Damn, this thing is just cool. You connect it to the corresponding app, and go to town. It picks up bricks. It has a camera so you can spy on people. And it's a fantastic group toy.
Cozmo expresses emotions and remembers your kids’ name. He lifts his cubes, plays games, and does your bidding. He’s awesome—get him as a gift for the 6-year-old boy who has everything (or his sister!).
No pump? No problem. This unpoppable soccer ball is made of ultra durable popfoam and will never go flat.
Those 6-year-olds are starting to seriously get into group sports. So this soccer ball, which won’t ever pop, is a great investment. It comes in a slew of cool colors, too.
A love of science is just one slime experiment away.
Let you kid play mad scientist with this 18 piece set featuring multiple science themed activities. If you’re itching to get something with the STEM label, this one checks that box too.
Take dress up to a mystical next level.
Sometimes all it takes to spark a few hours of imaginative pretend play is an accessory. This reversible cape doubles as both a dragon and a knight, so the possibilities are endless.
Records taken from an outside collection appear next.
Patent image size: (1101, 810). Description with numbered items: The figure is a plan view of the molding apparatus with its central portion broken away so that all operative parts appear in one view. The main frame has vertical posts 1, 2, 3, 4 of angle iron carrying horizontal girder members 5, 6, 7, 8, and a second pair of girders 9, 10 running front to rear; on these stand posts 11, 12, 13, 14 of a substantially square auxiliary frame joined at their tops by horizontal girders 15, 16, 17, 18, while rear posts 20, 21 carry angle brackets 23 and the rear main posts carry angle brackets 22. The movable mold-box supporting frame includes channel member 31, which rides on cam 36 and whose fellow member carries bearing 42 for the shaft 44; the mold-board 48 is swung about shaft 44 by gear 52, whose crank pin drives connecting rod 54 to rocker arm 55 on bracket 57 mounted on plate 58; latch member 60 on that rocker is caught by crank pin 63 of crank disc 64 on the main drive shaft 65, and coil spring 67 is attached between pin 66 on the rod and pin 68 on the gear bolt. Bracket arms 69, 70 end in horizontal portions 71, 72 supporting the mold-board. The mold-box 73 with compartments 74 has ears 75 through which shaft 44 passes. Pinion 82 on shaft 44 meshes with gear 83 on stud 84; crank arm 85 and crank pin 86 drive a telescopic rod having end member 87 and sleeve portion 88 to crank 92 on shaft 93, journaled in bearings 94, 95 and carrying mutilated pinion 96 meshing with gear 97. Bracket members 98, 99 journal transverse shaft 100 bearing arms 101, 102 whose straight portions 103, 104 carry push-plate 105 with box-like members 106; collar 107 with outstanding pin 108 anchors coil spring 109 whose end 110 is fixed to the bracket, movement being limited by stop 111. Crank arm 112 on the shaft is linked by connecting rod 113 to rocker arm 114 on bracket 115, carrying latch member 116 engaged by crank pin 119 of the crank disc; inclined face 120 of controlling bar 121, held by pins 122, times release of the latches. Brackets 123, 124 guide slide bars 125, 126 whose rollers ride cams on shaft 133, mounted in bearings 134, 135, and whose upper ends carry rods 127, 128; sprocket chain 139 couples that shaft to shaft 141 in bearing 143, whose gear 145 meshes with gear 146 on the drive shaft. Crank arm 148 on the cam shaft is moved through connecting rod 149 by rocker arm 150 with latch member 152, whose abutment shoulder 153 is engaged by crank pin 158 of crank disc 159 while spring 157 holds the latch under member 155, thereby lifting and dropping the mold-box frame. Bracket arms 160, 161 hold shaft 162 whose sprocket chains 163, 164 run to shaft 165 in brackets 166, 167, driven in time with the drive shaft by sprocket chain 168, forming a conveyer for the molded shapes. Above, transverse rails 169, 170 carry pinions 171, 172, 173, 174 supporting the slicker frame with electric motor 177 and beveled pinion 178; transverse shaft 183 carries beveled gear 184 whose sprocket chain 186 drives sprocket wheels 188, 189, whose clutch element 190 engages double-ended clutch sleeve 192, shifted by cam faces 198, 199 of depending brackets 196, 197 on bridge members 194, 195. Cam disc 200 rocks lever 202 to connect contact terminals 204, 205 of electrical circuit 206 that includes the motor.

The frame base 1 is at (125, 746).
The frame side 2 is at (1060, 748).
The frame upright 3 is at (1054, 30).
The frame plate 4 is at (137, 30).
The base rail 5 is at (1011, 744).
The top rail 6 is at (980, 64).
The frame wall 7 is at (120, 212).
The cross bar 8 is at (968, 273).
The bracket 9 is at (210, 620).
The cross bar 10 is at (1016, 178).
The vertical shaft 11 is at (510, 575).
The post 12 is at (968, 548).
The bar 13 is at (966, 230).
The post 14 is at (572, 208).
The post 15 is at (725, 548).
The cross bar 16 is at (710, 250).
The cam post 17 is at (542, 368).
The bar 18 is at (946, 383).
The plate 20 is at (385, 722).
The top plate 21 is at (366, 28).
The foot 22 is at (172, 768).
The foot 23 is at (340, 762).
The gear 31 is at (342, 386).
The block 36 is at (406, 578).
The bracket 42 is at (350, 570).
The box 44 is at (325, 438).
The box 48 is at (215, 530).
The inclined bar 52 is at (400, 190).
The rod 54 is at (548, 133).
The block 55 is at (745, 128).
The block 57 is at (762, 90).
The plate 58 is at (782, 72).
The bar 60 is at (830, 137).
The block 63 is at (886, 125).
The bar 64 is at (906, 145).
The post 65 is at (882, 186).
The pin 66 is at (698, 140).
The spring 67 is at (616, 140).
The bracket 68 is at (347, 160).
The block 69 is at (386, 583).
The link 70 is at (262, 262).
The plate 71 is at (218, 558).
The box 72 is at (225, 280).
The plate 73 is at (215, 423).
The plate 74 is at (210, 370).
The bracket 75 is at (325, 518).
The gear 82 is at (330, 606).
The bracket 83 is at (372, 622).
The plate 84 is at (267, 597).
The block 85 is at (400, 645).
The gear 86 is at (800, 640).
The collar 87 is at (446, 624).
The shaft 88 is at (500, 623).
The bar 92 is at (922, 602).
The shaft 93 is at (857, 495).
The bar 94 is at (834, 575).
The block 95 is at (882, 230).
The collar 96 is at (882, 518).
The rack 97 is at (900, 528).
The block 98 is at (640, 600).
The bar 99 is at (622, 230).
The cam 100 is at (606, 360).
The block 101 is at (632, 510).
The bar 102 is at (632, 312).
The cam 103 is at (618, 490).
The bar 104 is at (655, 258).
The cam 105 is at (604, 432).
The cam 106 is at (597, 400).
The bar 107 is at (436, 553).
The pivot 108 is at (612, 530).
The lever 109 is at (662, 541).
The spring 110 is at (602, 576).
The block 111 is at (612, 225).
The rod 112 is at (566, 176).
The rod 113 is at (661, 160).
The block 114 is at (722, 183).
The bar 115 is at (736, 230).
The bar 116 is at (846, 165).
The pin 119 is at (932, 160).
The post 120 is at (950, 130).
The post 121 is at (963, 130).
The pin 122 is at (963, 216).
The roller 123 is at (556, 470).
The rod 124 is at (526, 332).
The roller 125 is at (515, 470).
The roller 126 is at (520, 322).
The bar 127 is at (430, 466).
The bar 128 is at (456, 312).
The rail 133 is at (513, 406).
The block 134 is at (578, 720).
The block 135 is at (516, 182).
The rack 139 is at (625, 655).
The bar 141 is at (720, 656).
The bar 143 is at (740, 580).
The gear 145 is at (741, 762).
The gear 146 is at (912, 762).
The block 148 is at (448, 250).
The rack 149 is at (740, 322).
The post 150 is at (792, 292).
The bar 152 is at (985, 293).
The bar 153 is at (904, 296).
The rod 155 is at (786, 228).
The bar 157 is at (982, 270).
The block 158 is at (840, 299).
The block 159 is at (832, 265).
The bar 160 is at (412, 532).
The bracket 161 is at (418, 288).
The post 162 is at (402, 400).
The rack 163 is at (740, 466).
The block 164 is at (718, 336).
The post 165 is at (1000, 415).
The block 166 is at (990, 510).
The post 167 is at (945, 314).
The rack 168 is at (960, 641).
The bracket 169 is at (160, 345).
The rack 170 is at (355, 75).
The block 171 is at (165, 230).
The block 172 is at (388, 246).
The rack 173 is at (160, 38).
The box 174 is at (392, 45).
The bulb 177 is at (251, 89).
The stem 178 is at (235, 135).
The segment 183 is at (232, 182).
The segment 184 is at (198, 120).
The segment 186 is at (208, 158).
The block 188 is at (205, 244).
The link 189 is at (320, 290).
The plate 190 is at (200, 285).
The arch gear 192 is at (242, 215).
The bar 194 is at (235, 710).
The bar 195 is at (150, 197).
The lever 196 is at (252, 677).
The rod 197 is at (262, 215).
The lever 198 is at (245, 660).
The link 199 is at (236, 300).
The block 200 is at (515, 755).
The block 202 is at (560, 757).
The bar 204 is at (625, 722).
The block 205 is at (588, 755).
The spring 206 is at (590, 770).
This portable basketball hoop brings the game to you.
At age 6 it’s unlikely kids can compete with the towering basketball hoops in public parks, but this sleek adjustable hoop will make the game accessible to them, encouraging an active lifestyle. Plus it can be broken down and stored in the briefcase like carrying case, making it just as portable as a basketball.
Because being a master of disguise never gets old
With binoculars, finger print powder, a magnifying glass and more, this spy set will add a little mystery to the mundane.
What kid doesn't love magic?
In trying their hand at over 100 magic tricks, kids will practice following directions, problem solving and pretend play.
Kids harness the power of water to build a stress ball and a mood lamp.
Aspiring scientists get everything they need to create cool stuff, while learning about the characteristics of gases, liquids, and solids.